This announcement is a positive step forward for maintaining the integrity of the Migratory Bird Treaty Act
UPDATE: The Biden Administration finalized this proposed rule on September 29, 2021, restoring important protections for migratory bird species. The following is our original post about the proposal announced in May 2021.
The Theodore Roosevelt Conservation Partnership applauds Interior Secretary Haaland and the U.S. Fish and Wildlife Service for actions announced today to restore the integrity of the Migratory Bird Treaty Act.

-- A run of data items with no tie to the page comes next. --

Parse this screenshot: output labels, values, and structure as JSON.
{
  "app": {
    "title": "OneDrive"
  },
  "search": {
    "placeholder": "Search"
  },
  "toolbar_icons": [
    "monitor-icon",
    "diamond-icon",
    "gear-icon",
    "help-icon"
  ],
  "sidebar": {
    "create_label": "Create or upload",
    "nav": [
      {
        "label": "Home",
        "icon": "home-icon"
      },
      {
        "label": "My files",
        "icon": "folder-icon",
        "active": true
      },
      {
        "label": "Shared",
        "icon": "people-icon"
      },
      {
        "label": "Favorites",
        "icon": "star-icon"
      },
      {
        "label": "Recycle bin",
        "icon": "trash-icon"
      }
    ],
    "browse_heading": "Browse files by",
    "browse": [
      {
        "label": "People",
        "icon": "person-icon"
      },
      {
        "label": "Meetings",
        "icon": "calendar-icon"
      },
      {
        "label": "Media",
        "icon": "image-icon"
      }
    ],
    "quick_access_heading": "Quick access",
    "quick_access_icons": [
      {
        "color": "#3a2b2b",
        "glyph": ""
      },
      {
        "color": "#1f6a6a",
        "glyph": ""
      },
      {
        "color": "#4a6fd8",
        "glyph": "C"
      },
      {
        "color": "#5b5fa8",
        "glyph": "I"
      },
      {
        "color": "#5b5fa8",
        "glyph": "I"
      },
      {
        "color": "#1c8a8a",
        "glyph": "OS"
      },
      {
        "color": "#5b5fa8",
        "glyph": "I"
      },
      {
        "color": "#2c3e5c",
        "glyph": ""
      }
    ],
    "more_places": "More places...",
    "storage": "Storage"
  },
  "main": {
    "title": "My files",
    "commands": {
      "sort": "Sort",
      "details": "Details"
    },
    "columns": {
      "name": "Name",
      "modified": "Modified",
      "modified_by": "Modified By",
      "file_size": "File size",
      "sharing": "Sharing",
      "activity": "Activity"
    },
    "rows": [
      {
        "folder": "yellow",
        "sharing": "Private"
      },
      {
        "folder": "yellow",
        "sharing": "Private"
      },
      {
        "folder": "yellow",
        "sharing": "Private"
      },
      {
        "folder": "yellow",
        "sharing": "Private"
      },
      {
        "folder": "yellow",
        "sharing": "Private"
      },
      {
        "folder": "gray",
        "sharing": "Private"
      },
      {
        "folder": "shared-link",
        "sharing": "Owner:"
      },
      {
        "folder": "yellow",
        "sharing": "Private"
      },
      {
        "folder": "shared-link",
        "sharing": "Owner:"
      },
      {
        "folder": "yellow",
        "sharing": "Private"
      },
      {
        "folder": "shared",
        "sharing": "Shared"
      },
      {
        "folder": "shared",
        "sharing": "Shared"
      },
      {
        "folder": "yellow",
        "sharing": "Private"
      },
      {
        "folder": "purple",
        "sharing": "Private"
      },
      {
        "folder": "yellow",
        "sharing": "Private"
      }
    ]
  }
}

Since 1918, the MBTA has been the foundation to conserving the nation’s migratory birds, from warblers to waterfowl. It has provided clarity to industry, including the oil and gas and wind sectors, about allowable activities and provided reasonable exceptions for “incidental take”—the accidental death of birds.
Yet the previous administration severely weakened the law, eliminating any incentive for the regulated community to take prudent actions to avoid killing birds. Moving forward, sportsmen and sportswomen look forward to working with the administration and industry to continue America’s remarkable track record of migratory bird conservation.
“At a time when migratory birds are in serious decline, we see this as a positive step forward for not only maintaining the integrity of this bedrock conservation law, but also removing additional threats to species facing the impacts of climate change and other habitat stressors,” says Whit Fosburgh, president and CEO of the Theodore Roosevelt Conservation Partnership. “To effectively halt and reverse declines of migratory birds and reduce the risk of future endangered species act listings, we believe it is critical that the Migratory Bird Treaty Act remain an effective tool for addressing foreseeable and avoidable threats to birds.”